Hoje eu fui ver a neve. Na verdade o gelo que restou da neve. Viajei num ônibus lotado rumo à Chamrousse, com 1700 metros de altura. Lá eu não fiz ski, mas sim skibunda, porque o primeiro tinha que pagar o teleférico e o equipamento, o que daria uns 30 euros. Então escolhemos o segundo que não paga nada além dos 5 euros de ônibus para a ida e a volta. Eu vi francês levando cachorro para a montanha e o segundo fazendo xixi e cocô lá no gelo mesmo, onde possivelmente uma criança curiosa vai comer o gelo com xixi. Vi gente cuspindo na neve e gente, homem mesmo, fazendo xixi ali mesmo. Mas isso se transcende, juro que se transcende. Fora o fedor alheio, isso não se transcende, mas se acostuma. Tudo isso vira apenas um detalhe cômico quando se senta naquelas pás de plástico duro – as luges – e se escorrega, ao lado de milhares crianças e seus pais, pelo gelo abaixo. Eba. É tri feliz e eu morro rindo mesmo que o tombo – metros abaixo – seja feio. O sol na neve queima. Tirei fotos com bonecos de gelo e senti muito frio. Senti calor também, porque tínhamos que subir todos os metros que descemos. Isso repetidamente. Inúmeras vezes. Agora parece que fiz inúmeras abdominais e subi muitos metros, mas estou com aquela sensação boa que dá quando passamos uma tarde rindo com outras pessoas e essas pessoas rindo de ti e contigo. Isso é bom, é ótimo. É isso que conta. Lá na neve eu escrevi uma coisa: um pedido. Mas isso é secreto, de tão simples que é. Simples e forte. 

*ESPANHA – PAIS BASCO*

Eu não sei muito bem por onde começo. Eu fiz tantas coisas nos últimos quatro dias que eu me perco em explicações lineares. Pode parecer mentira.

San Sebastian, Espanha

É, pode parecer mentira de pescador, mas fizemos tudo isso nesses dias. Fomos à Carcassone, onde tem o castelo super preservado e onde foi rodado o filme Robin Hood. Eu ria e me divertia, mesmo vendo a cidade medieval sendo transformada num comércio muito bagaceiro de artigos medievais. Armas brancas de plástico, coroas e armaduras a preço e qualidade de balela. Também lá a comida era cara e um sorvete de duas bolas custava 4 euros. Mas a vista, ahhh, a vista!
Eu me deliciava olhando os resquícios da arquitetura gallo-romana, olhando as crianças correndo e os jovens casais namorando no alto da muralha de proteção do castelo. É, foi especial. De Carcassone dirigimos para Lourdes. Lourdes não significaria nada para mim, uma guria que não é católica, mas eu era os olhos da minha avó Lina naquele lugar.

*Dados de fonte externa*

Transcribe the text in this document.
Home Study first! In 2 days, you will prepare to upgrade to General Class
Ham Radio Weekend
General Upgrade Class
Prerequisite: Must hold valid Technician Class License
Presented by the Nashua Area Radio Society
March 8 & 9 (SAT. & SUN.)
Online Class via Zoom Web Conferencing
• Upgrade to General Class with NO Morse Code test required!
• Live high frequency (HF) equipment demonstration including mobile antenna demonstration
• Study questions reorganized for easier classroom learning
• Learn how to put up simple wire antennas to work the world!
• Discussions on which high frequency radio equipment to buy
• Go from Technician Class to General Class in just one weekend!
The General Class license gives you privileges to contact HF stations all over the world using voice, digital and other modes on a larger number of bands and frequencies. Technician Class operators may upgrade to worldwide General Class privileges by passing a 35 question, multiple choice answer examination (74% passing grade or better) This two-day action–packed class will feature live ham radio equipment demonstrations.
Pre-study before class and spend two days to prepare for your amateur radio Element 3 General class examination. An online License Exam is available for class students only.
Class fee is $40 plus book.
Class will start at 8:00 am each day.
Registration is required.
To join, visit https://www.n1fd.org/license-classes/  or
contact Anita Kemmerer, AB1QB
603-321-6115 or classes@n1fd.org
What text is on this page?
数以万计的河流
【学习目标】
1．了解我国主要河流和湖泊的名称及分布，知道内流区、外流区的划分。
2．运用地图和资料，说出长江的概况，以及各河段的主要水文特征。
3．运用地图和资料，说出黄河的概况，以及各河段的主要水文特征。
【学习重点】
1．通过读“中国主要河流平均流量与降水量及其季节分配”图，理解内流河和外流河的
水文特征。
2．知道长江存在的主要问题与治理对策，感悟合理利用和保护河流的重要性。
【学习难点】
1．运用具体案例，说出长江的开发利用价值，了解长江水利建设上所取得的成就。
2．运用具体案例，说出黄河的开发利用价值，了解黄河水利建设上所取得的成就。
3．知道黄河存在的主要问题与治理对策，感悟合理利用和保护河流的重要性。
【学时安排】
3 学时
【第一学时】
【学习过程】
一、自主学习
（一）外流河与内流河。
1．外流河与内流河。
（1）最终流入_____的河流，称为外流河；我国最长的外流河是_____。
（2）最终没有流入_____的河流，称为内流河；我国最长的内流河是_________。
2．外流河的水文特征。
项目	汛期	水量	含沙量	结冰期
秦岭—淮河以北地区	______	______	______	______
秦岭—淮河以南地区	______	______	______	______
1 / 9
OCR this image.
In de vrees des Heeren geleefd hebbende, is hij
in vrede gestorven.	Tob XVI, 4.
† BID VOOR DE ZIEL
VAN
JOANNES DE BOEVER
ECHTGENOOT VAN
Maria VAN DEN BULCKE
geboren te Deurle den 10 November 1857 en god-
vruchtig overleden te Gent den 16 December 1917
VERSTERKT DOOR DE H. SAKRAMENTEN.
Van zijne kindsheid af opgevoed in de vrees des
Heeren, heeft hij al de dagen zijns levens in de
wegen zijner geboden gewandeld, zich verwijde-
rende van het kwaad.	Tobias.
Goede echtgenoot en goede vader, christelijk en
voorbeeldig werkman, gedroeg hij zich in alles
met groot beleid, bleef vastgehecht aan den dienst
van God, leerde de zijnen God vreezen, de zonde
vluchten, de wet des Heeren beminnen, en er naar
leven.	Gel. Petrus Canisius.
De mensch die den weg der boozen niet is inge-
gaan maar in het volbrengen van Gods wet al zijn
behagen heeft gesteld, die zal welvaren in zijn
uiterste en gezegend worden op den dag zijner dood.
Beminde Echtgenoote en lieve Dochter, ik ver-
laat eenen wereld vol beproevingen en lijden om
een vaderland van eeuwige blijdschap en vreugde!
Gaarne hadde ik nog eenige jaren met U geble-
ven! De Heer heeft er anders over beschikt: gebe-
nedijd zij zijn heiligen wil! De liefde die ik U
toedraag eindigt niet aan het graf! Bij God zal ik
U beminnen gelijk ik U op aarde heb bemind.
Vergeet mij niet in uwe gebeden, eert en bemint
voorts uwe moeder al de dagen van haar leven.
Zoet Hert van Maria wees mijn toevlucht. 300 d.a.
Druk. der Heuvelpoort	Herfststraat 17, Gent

Eu sentei num banquinho e fiquei vendo as pessoas passarem com vários recipientes onde iriam colocar a água – supostamente vinda da gruta da Bernadete – e levar para casa. Eram muitas pessoas, mesmo no inverno.

Biarritz, França

Da visita rápida para a cidade de turismo religioso, fomos para Biarritz. Eta praia linda, com as pedrinhas ao invés da areia. Eu peguei cinco da mãe natureza. Até peguei mais, mas o meu irmão selecionou as mais bonitas. Tirei as botas de inverno e fui pra água. Dor. A água era gelada. Bem gelada. Caminhei um pouquinho, senti muito frio e saí. Beleza, vou caminhar na praia, foi o que eu pensei. Não consegui porque as pedras fincavam nos meus pés. Coloquei, então, as havaianas verdes com a bandeira do Brasil. E fui eu caminhar na praia francesa com os chinelos número 43 do meu irmão. Depois de Biarritz, seguimos para a fronteira com a Espanha. E eu já me preparava para falar espanhol e ouvir flamenco e touradas. Balela. Fui ao País Basco e duas coisas eu conclui: se tu quiseres visitar a Espanha, não vá para o País Basco. A outra é que o lugar é do c…! As praias são terrivelmente lindas. Lindas de doer. Mesmo no inverno.

Bilbao, Espanha

Na verdade, eu acho as praias mais lindas no inverno, sem as centenas de biquinis e calções na areia. A cidade de Bilbao eu confundi com o Bilbo Bolseiro e até fiquei a viagem inteira bolando histórias sobre o desenvolvimento da Terra Média com a Terra dos Hobbits. Daí eu me esqueci da metade da história, mas mesmo assim recordo que tirei uma foto com o Bilbobus. E nossa, a viagem foi muito boa. Muito boa! Não aprendi palavra nenhuma na língua do País Basco, mas acredito na justa independência que merecem de Madri. 

 

 *DESPEDIDA DA EUROPA*

Meu nome, minha idade e minha profissão em francês. Além disso, eu sabia dizer também o mínimo da ”politesse”, como obrigada, bom dia e boa noite. Eu saí do Brasil com os olhos chorando por vários motivos. O subjetivo era porque a despedida no aeroporto não foi como nos filmes. E eu teimo em comparar os atos aos filmes e suas trilhas sonoras. Levantei vôo e assim chorei, fazendo snif snif com o nariz, porque eu vi as nuvens de cima. Coisa que nunca tinha visto. E como foi especial. Bonito. Quando eu vi tudo de cima, lembrei do Kundera.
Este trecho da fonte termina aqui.